How a Pap Test is Done
If you’ve never had a Pap test, it may be helpful for you to understand how it works.
- Your health care provider will ask you to lie down.
- They will use a tool called a speculum to open your vagina so they can inspect your cervix.
- They will reach in with a small brush, gently collect some cells from the surface of your cervix, and send that sample to a lab.
- They will remove the speculum, and then you’re all finished.
It only takes a few minutes. It’s quick and easy, and when done correctly, it should be totally pain-free.
If that hasn’t been your experience, here is how you can help it go more smoothly next time.
Making the Test More Comfortable Physically
- Don’t get a Pap test during your period. It’s best to schedule it about two weeks before you’re expecting your period to start.
- Wear comfortable clothing that puts you at ease.
- Make sure your health care provider warms up the speculum to skin temperature before your exam.
- We come in all different shapes and sizes. Make sure your health care provider uses a speculum that’s the right size and shape for you.

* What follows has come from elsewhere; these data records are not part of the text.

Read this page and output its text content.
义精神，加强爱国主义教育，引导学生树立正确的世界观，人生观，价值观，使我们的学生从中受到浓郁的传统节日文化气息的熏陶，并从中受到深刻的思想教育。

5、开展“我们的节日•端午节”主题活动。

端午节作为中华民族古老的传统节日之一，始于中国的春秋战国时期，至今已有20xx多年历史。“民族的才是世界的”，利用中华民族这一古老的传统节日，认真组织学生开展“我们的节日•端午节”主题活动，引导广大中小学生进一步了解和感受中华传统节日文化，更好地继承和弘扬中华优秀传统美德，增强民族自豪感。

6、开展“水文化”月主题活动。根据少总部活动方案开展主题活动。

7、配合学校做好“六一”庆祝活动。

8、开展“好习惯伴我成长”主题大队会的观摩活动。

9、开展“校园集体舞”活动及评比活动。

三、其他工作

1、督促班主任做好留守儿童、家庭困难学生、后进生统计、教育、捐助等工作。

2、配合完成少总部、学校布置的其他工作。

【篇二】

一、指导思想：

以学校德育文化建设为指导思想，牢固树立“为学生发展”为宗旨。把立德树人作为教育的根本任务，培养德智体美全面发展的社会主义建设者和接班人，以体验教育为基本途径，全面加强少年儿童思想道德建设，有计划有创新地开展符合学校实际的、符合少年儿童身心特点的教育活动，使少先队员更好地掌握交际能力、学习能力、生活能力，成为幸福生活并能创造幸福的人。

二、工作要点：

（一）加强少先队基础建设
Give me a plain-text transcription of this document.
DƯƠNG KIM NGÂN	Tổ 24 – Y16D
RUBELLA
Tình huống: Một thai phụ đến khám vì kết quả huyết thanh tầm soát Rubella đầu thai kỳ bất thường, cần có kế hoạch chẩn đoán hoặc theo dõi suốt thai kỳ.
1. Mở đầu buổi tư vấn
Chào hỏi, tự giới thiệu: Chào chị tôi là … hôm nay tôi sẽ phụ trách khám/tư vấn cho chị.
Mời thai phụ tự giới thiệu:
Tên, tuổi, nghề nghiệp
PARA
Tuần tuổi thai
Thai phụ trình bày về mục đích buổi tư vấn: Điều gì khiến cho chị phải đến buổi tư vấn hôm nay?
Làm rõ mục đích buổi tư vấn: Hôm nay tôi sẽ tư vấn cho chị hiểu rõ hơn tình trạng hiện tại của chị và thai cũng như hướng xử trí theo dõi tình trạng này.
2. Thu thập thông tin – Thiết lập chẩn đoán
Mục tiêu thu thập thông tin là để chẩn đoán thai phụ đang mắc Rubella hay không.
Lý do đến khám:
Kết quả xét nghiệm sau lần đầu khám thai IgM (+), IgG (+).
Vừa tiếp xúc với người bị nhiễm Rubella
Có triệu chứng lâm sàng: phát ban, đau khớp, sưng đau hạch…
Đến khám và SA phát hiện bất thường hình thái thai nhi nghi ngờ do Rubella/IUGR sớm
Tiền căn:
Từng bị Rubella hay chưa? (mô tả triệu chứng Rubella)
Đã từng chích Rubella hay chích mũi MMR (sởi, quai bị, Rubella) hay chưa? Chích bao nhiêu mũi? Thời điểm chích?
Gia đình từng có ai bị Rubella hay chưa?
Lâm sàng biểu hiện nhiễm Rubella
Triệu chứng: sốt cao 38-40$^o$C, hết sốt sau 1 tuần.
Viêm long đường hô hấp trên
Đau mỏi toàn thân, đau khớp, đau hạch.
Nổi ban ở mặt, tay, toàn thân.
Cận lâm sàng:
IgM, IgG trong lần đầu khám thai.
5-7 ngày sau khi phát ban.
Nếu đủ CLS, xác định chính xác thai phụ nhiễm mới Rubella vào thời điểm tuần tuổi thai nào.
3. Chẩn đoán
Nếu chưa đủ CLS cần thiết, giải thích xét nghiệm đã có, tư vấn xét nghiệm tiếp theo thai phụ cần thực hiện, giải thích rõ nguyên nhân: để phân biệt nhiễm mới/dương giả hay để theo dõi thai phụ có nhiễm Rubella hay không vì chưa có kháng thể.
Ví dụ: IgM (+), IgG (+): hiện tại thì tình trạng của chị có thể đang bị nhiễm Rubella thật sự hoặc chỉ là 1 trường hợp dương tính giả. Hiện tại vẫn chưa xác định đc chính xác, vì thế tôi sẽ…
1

- If there’s discomfort when the speculum is being inserted, it may help to change your position. For example, lie on your side instead of your back or put your hands under your rear and press down. Don’t hesitate to try different positions.
- Take a deep breath first, then exhale while the speculum is being inserted. This will relax your muscles and decrease your discomfort.
Making the Test More Comfortable Emotionally
- Unfortunately, it’s common for people to feel embarrassed and ashamed about their bodies. But please know that your health care provider has done this test so often, there’s nothing they haven’t seen before. And there is absolutely nothing to be ashamed of.
- If you’re not okay with having a male health care provider perform the test, it’s perfectly okay to insist on a female health care provider.
- Did you know that most primary care doctors (PCPs) can do a Pap test? If your PCP puts you at ease, there’s no need to see a stranger.
- Many victims of sexual assault or trauma find gynecological exams very triggering. If this applies to you, tell your health care provider in advance, so they’ll understand what you’re dealing with. Take as much time as you need, remember to breathe, and do whatever you must to feel safe — including bringing a friend or family member.
Having the right person perform your Pap test is paramount. Independence Blue Cross members can use our Provider Finder tool at ibx.com/providerfinder to locate a health care provider who meets all their criteria — speaks their language, reflects their gender preference, etc.
Thank you for letting me talk to you about something this personal. Now, go schedule that appointment, okay?